Correlate-Not-Cause Risk Audit
Before blaming the loudest variable, control for known drivers and see if the effect survives.
When something feels like the obvious cause of a problem, the brain wants to act on it. Pfeifer's framework forces a slower question: is this variable a cause, or is it a correlate of the real causes? Her case study is social media and youth mental health. The vivid story says phones are destroying a generation. The meta-analytic story says excessive social media use is linked to roughly 15% higher mental-health-problem rates — moving baseline depression risk from 20% to 23%, an effect that nearly disappears once you control for known drivers like bullying, parent mental health, and friendship quality. The framework has four moves: (1) name the variable everyone is blaming, (2) list the known higher-impact drivers of the same outcome, (3) check whether the blamed variable's effect survives controlling for those drivers, (4) reallocate intervention budget toward the survivors. The discipline protects you from spending political and parental capital on the wrong lever while the actual drivers — relationships, family mental health, bullying — go under-resourced.

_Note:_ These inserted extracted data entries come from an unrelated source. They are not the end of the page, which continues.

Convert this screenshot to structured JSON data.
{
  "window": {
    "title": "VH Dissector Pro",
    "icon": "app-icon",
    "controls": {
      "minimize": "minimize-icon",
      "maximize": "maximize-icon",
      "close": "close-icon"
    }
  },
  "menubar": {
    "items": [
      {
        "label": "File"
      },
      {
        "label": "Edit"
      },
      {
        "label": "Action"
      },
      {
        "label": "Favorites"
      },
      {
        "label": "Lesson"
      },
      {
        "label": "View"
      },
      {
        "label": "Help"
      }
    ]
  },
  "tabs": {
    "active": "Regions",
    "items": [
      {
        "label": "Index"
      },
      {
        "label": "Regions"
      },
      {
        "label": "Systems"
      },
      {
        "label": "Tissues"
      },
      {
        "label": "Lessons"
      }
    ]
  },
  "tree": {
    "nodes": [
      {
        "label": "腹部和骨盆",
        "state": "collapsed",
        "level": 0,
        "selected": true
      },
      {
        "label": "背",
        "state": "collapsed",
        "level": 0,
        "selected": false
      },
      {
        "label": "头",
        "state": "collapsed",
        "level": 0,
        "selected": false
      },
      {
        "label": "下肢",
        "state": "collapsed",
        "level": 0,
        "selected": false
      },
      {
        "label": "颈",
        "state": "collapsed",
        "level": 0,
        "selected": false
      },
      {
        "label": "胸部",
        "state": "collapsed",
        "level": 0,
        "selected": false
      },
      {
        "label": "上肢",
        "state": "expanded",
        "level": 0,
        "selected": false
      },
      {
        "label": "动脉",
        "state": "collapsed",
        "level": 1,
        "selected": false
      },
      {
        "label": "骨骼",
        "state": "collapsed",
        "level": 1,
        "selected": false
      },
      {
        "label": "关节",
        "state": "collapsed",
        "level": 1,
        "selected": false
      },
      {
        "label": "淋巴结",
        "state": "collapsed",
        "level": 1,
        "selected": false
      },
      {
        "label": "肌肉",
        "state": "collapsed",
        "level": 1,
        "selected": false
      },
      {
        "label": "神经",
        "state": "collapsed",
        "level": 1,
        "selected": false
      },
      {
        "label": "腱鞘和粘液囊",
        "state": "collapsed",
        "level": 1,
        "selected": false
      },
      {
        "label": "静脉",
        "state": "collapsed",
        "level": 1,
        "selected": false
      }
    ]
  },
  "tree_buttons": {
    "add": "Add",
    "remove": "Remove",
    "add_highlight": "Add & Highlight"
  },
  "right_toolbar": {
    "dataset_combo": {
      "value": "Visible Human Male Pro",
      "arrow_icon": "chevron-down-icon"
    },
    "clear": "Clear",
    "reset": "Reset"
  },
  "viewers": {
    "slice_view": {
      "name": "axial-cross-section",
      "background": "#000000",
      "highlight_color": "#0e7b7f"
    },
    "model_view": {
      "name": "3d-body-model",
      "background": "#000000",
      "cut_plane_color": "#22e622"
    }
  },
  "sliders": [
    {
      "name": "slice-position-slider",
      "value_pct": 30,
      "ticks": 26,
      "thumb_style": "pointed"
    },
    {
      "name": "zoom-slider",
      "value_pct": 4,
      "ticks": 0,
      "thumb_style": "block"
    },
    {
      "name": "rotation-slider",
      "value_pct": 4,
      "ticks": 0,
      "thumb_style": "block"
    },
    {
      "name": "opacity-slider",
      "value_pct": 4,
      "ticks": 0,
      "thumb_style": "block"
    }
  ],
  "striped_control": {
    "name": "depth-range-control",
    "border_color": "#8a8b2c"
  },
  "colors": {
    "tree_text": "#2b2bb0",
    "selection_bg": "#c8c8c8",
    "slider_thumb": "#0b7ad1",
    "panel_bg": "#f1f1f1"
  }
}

- Feeling true is not evidence — science doesn't care if a claim feels right, and neither should your decision rule.
- Use meta-analyses, not single studies, to avoid 'science whiplash' from headlines that ping-pong with each new shiny paper.
- A correlate looks identical to a cause until you control for the real drivers; the real test is whether the effect survives controls.
- Effect size matters more than direction — a real but tiny effect rarely justifies a large intervention.
- When the loud variable fails the audit, redirect attention and resources to the high-impact drivers it was masking.